À la recherche d’une vie meilleure, des millions de jeunes africains quittent clandestinement leur pays dans l’espoir de rejoindre l’Occident. Au cours de ce périlleux voyage, certains perdent la vie, d’autres sont retournés à la case départ et les plus chanceux qui arrivent à bon port ont toutes les difficultés pour s’insérer.

Parmi ces déboires des migrants, celle qui suscite le plus d’indignation à l’heure actuelle, est la traite des noirs en Libye.

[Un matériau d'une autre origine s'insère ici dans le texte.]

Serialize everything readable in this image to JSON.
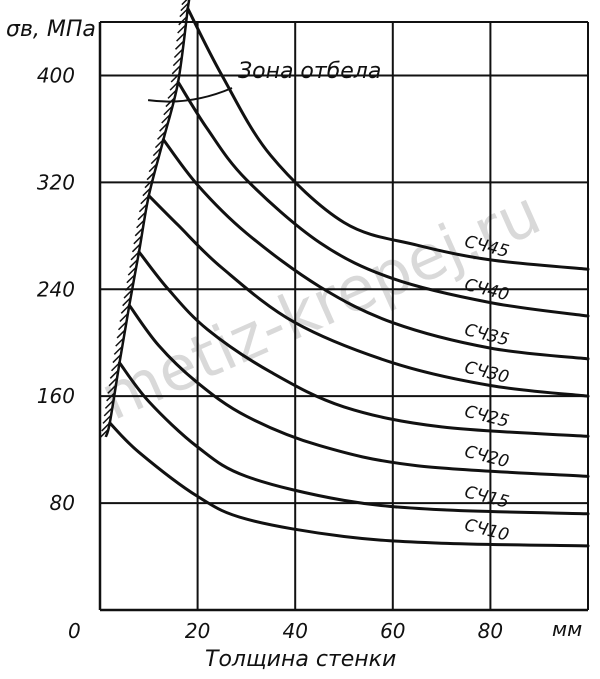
{
  "chart_data": {
    "type": "line",
    "ylabel": "σв, МПа",
    "xlabel": "Толщина стенки",
    "xunit": "мм",
    "origin_label": "0",
    "xlim": [
      0,
      100
    ],
    "ylim": [
      0,
      440
    ],
    "x_ticks": [
      20,
      40,
      60,
      80
    ],
    "y_ticks": [
      80,
      160,
      240,
      320,
      400
    ],
    "annotation": "Зона отбела",
    "watermark": "metiz-krepej.ru",
    "series": [
      {
        "name": "СЧ45",
        "x": [
          18,
          25,
          35,
          50,
          65,
          80,
          100
        ],
        "y": [
          450,
          400,
          340,
          290,
          273,
          262,
          255
        ]
      },
      {
        "name": "СЧ40",
        "x": [
          16,
          22,
          30,
          45,
          60,
          80,
          100
        ],
        "y": [
          395,
          360,
          322,
          275,
          248,
          230,
          220
        ]
      },
      {
        "name": "СЧ35",
        "x": [
          13,
          20,
          30,
          45,
          60,
          80,
          100
        ],
        "y": [
          352,
          318,
          282,
          242,
          215,
          196,
          188
        ]
      },
      {
        "name": "СЧ30",
        "x": [
          10,
          16,
          25,
          40,
          60,
          80,
          100
        ],
        "y": [
          310,
          288,
          256,
          215,
          185,
          168,
          160
        ]
      },
      {
        "name": "СЧ25",
        "x": [
          8,
          14,
          22,
          35,
          50,
          70,
          100
        ],
        "y": [
          268,
          240,
          210,
          178,
          152,
          137,
          130
        ]
      },
      {
        "name": "СЧ20",
        "x": [
          6,
          12,
          20,
          30,
          45,
          65,
          100
        ],
        "y": [
          228,
          198,
          170,
          145,
          123,
          108,
          100
        ]
      },
      {
        "name": "СЧ15",
        "x": [
          4,
          10,
          20,
          30,
          50,
          70,
          100
        ],
        "y": [
          185,
          156,
          122,
          100,
          82,
          75,
          72
        ]
      },
      {
        "name": "СЧ10",
        "x": [
          2,
          8,
          20,
          30,
          50,
          70,
          100
        ],
        "y": [
          140,
          118,
          85,
          68,
          55,
          50,
          48
        ]
      }
    ],
    "grid": true
  }
}
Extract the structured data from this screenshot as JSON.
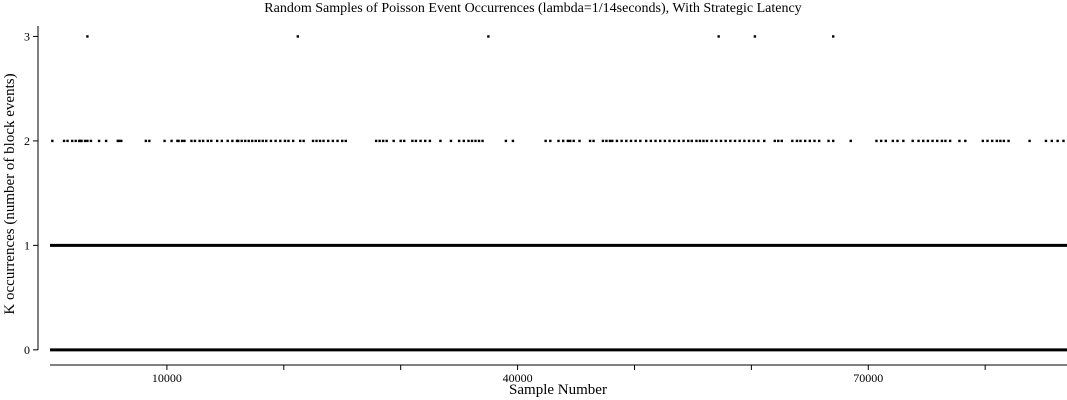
{
  "chart_data": {
    "type": "scatter",
    "title": "Random Samples of Poisson Event Occurrences (lambda=1/14seconds), With Strategic Latency",
    "xlabel": "Sample Number",
    "ylabel": "K occurrences (number of block events)",
    "xlim": [
      0,
      87000
    ],
    "ylim": [
      -0.04,
      3.1
    ],
    "x_ticks": [
      10000,
      40000,
      70000
    ],
    "x_minor_ticks": [
      10000,
      20000,
      30000,
      40000,
      50000,
      60000,
      70000,
      80000
    ],
    "y_ticks": [
      0,
      1,
      2,
      3
    ],
    "grid": false,
    "marker_color": "#000000",
    "dense_rows": [
      {
        "y": 0,
        "x_range": [
          0,
          87000
        ],
        "note": "continuous"
      },
      {
        "y": 1,
        "x_range": [
          0,
          87000
        ],
        "note": "continuous"
      }
    ],
    "points_k2": [
      200,
      1200,
      1500,
      1900,
      2200,
      2500,
      2600,
      2700,
      3000,
      3200,
      3500,
      4200,
      4800,
      5800,
      5900,
      6100,
      8200,
      8500,
      9800,
      10400,
      10900,
      11000,
      11300,
      11500,
      12100,
      12400,
      12800,
      13100,
      13500,
      13800,
      14300,
      14700,
      15200,
      15600,
      16000,
      16100,
      16400,
      16700,
      17000,
      17300,
      17600,
      17900,
      18200,
      18500,
      18900,
      19300,
      19700,
      20100,
      20400,
      20800,
      21400,
      21700,
      22500,
      22800,
      23100,
      23400,
      23800,
      24200,
      24600,
      25000,
      25300,
      27900,
      28200,
      28500,
      28800,
      29400,
      30000,
      30300,
      31000,
      31300,
      31700,
      32100,
      32500,
      33400,
      34300,
      35000,
      35400,
      35800,
      36100,
      36400,
      36700,
      37000,
      39000,
      39600,
      42400,
      42800,
      43500,
      43900,
      44300,
      44500,
      44800,
      45300,
      46200,
      46500,
      47300,
      47600,
      47900,
      48100,
      48500,
      48900,
      49300,
      49700,
      50100,
      50500,
      51000,
      51400,
      51800,
      52200,
      52600,
      53000,
      53400,
      53800,
      54200,
      54600,
      54900,
      55300,
      55600,
      55900,
      56200,
      56600,
      57000,
      57400,
      57800,
      58200,
      58600,
      59000,
      59400,
      59800,
      60200,
      60600,
      61100,
      62000,
      62300,
      62600,
      63500,
      63900,
      64200,
      64600,
      65000,
      65400,
      65800,
      66600,
      67000,
      68500,
      70700,
      71100,
      71500,
      72100,
      72500,
      73000,
      73800,
      74300,
      74700,
      75100,
      75500,
      75900,
      76300,
      76600,
      77000,
      77800,
      78300,
      79800,
      80200,
      80600,
      81000,
      81300,
      81600,
      82000,
      83800,
      85200,
      85700,
      86200,
      86700
    ],
    "points_k3": [
      3200,
      21200,
      37500,
      57200,
      60300,
      67000
    ]
  }
}
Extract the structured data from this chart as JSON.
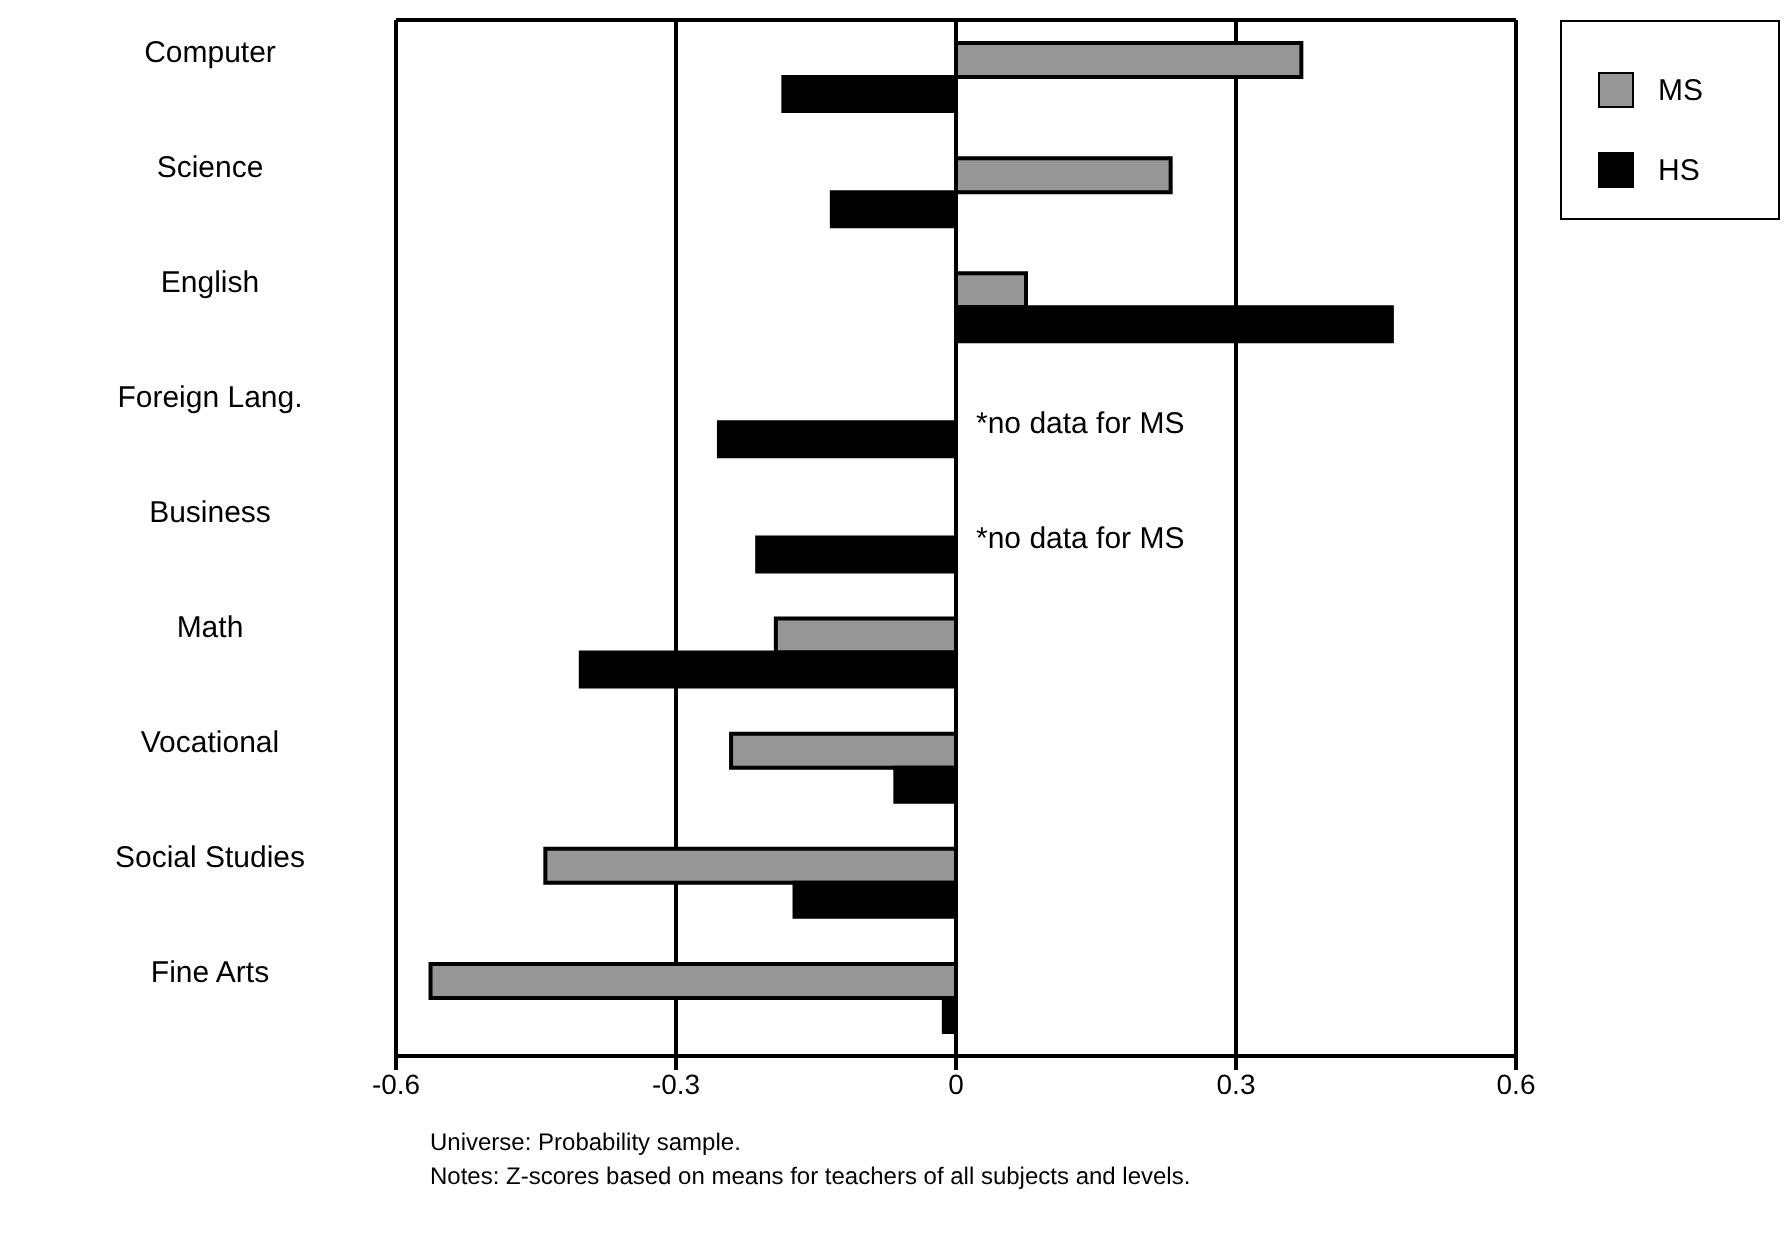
{
  "chart_data": {
    "type": "bar",
    "orientation": "horizontal",
    "categories": [
      "Computer",
      "Science",
      "English",
      "Foreign Lang.",
      "Business",
      "Math",
      "Vocational",
      "Social Studies",
      "Fine Arts"
    ],
    "series": [
      {
        "name": "MS",
        "color": "#969696",
        "values": [
          0.37,
          0.23,
          0.075,
          null,
          null,
          -0.193,
          -0.241,
          -0.44,
          -0.563
        ]
      },
      {
        "name": "HS",
        "color": "#000000",
        "values": [
          -0.185,
          -0.133,
          0.467,
          -0.254,
          -0.213,
          -0.402,
          -0.065,
          -0.173,
          -0.013
        ]
      }
    ],
    "xlim": [
      -0.6,
      0.6
    ],
    "xticks": [
      -0.6,
      -0.3,
      0,
      0.3,
      0.6
    ],
    "grid": "x",
    "legend": "top right",
    "annotations": [
      {
        "text": "*no data for MS",
        "x": 0,
        "y": "Foreign Lang."
      },
      {
        "text": "*no data for MS",
        "x": 0,
        "y": "Business"
      },
      "Universe:  Probability sample.",
      "Notes:  Z-scores based on means for teachers of all subjects and levels."
    ]
  }
}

Ces situations dramatiques ont conduit l’Université de Lomé (UL) à organiser ce lundi dans le cadre de la Journée internationale des migrants une table-ronde sur le thème : « Les migrants africains dans le monde : itinéraires, déboires et perspectives ».

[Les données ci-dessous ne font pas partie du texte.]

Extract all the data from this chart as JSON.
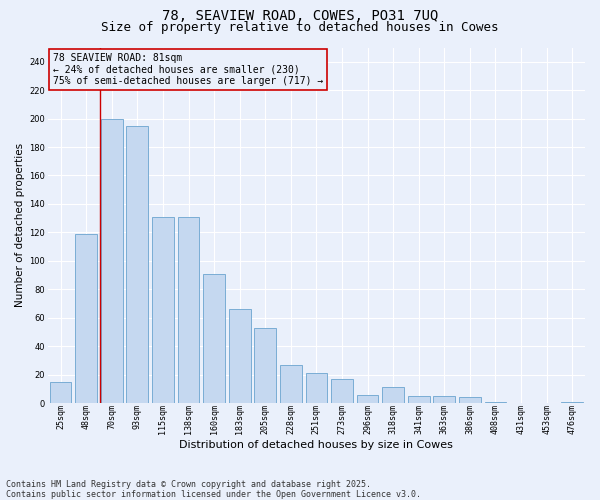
{
  "title1": "78, SEAVIEW ROAD, COWES, PO31 7UQ",
  "title2": "Size of property relative to detached houses in Cowes",
  "xlabel": "Distribution of detached houses by size in Cowes",
  "ylabel": "Number of detached properties",
  "categories": [
    "25sqm",
    "48sqm",
    "70sqm",
    "93sqm",
    "115sqm",
    "138sqm",
    "160sqm",
    "183sqm",
    "205sqm",
    "228sqm",
    "251sqm",
    "273sqm",
    "296sqm",
    "318sqm",
    "341sqm",
    "363sqm",
    "386sqm",
    "408sqm",
    "431sqm",
    "453sqm",
    "476sqm"
  ],
  "values": [
    15,
    119,
    200,
    195,
    131,
    131,
    91,
    66,
    53,
    27,
    21,
    17,
    6,
    11,
    5,
    5,
    4,
    1,
    0,
    0,
    1
  ],
  "bar_color": "#c5d8f0",
  "bar_edge_color": "#7aadd4",
  "background_color": "#eaf0fb",
  "grid_color": "#ffffff",
  "annotation_line1": "78 SEAVIEW ROAD: 81sqm",
  "annotation_line2": "← 24% of detached houses are smaller (230)",
  "annotation_line3": "75% of semi-detached houses are larger (717) →",
  "vline_color": "#cc0000",
  "vline_x": 1.55,
  "ylim": [
    0,
    250
  ],
  "yticks": [
    0,
    20,
    40,
    60,
    80,
    100,
    120,
    140,
    160,
    180,
    200,
    220,
    240
  ],
  "footnote": "Contains HM Land Registry data © Crown copyright and database right 2025.\nContains public sector information licensed under the Open Government Licence v3.0.",
  "title_fontsize": 10,
  "subtitle_fontsize": 9,
  "tick_fontsize": 6,
  "ylabel_fontsize": 7.5,
  "xlabel_fontsize": 8,
  "annotation_fontsize": 7,
  "footnote_fontsize": 6
}
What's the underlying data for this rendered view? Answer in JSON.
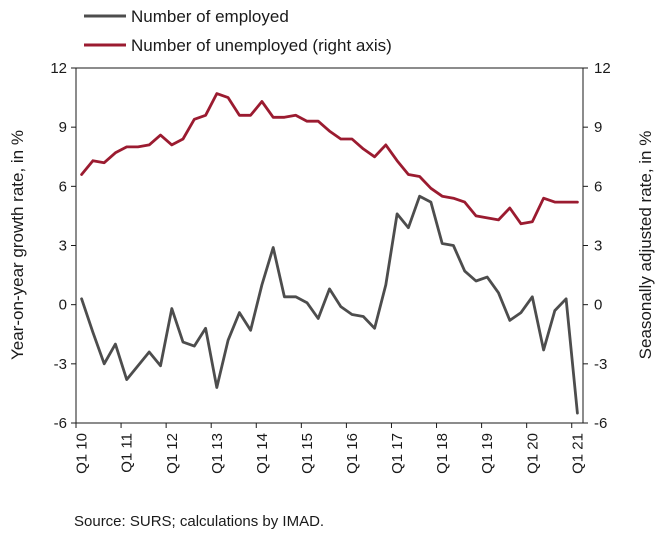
{
  "chart_data": {
    "type": "line",
    "source": "Source: SURS; calculations by IMAD.",
    "y_left_label": "Year-on-year growth rate, in %",
    "y_right_label": "Seasonally adjusted rate, in %",
    "ylim": [
      -6,
      12
    ],
    "y_ticks": [
      12,
      9,
      6,
      3,
      0,
      -3,
      -6
    ],
    "x_tick_labels": [
      "Q1 10",
      "Q1 11",
      "Q1 12",
      "Q1 13",
      "Q1 14",
      "Q1 15",
      "Q1 16",
      "Q1 17",
      "Q1 18",
      "Q1 19",
      "Q1 20",
      "Q1 21"
    ],
    "x": [
      "Q1 10",
      "Q2 10",
      "Q3 10",
      "Q4 10",
      "Q1 11",
      "Q2 11",
      "Q3 11",
      "Q4 11",
      "Q1 12",
      "Q2 12",
      "Q3 12",
      "Q4 12",
      "Q1 13",
      "Q2 13",
      "Q3 13",
      "Q4 13",
      "Q1 14",
      "Q2 14",
      "Q3 14",
      "Q4 14",
      "Q1 15",
      "Q2 15",
      "Q3 15",
      "Q4 15",
      "Q1 16",
      "Q2 16",
      "Q3 16",
      "Q4 16",
      "Q1 17",
      "Q2 17",
      "Q3 17",
      "Q4 17",
      "Q1 18",
      "Q2 18",
      "Q3 18",
      "Q4 18",
      "Q1 19",
      "Q2 19",
      "Q3 19",
      "Q4 19",
      "Q1 20",
      "Q2 20",
      "Q3 20",
      "Q4 20",
      "Q1 21"
    ],
    "legend_position": "top-left",
    "grid": false,
    "series": [
      {
        "name": "Number of employed",
        "axis": "left",
        "color": "#4d4d4d",
        "values": [
          0.3,
          -1.4,
          -3.0,
          -2.0,
          -3.8,
          -3.1,
          -2.4,
          -3.1,
          -0.2,
          -1.9,
          -2.1,
          -1.2,
          -4.2,
          -1.8,
          -0.4,
          -1.3,
          1.0,
          2.9,
          0.4,
          0.4,
          0.1,
          -0.7,
          0.8,
          -0.1,
          -0.5,
          -0.6,
          -1.2,
          1.0,
          4.6,
          3.9,
          5.5,
          5.2,
          3.1,
          3.0,
          1.7,
          1.2,
          1.4,
          0.6,
          -0.8,
          -0.4,
          0.4,
          -2.3,
          -0.3,
          0.3,
          -5.5
        ]
      },
      {
        "name": "Number of unemployed (right axis)",
        "axis": "right",
        "color": "#9b1b30",
        "values": [
          6.6,
          7.3,
          7.2,
          7.7,
          8.0,
          8.0,
          8.1,
          8.6,
          8.1,
          8.4,
          9.4,
          9.6,
          10.7,
          10.5,
          9.6,
          9.6,
          10.3,
          9.5,
          9.5,
          9.6,
          9.3,
          9.3,
          8.8,
          8.4,
          8.4,
          7.9,
          7.5,
          8.1,
          7.3,
          6.6,
          6.5,
          5.9,
          5.5,
          5.4,
          5.2,
          4.5,
          4.4,
          4.3,
          4.9,
          4.1,
          4.2,
          5.4,
          5.2,
          5.2,
          5.2
        ]
      }
    ]
  }
}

Cette table-ronde visait d’après Joseph Tsigbé, Maître de conférences d’histoire contemporaine à l’UL, à sensibiliser pour « stopper l’immigration en Afrique ».

« Les jeunes ne doivent pas se laisser séduire par l’aventure qui conduit à des conséquences néfastes pour leur vie. (…) Il n’y a pas qu’à l’étranger qu’on peut se réaliser. La jeunesse togolaise doit pouvoir prendre son destin en mains pour faire en sorte que ce qu’elle veut devenir ailleurs qu’elle se donne les moyens pour le réaliser ici », a-t-il souhaité.

Pour aider la jeunesse à réussir ce pari, les panelistes recommandent aux dirigeants africains une bonne gouvernance politique et économique, la création d’emplois, une prise en compte de la jeunesse et une promotion de la mobilité intra régionale. Quant aux dirigeants occidentaux, ils leur suggèrent d’ouvrir leurs frontières aux migrants.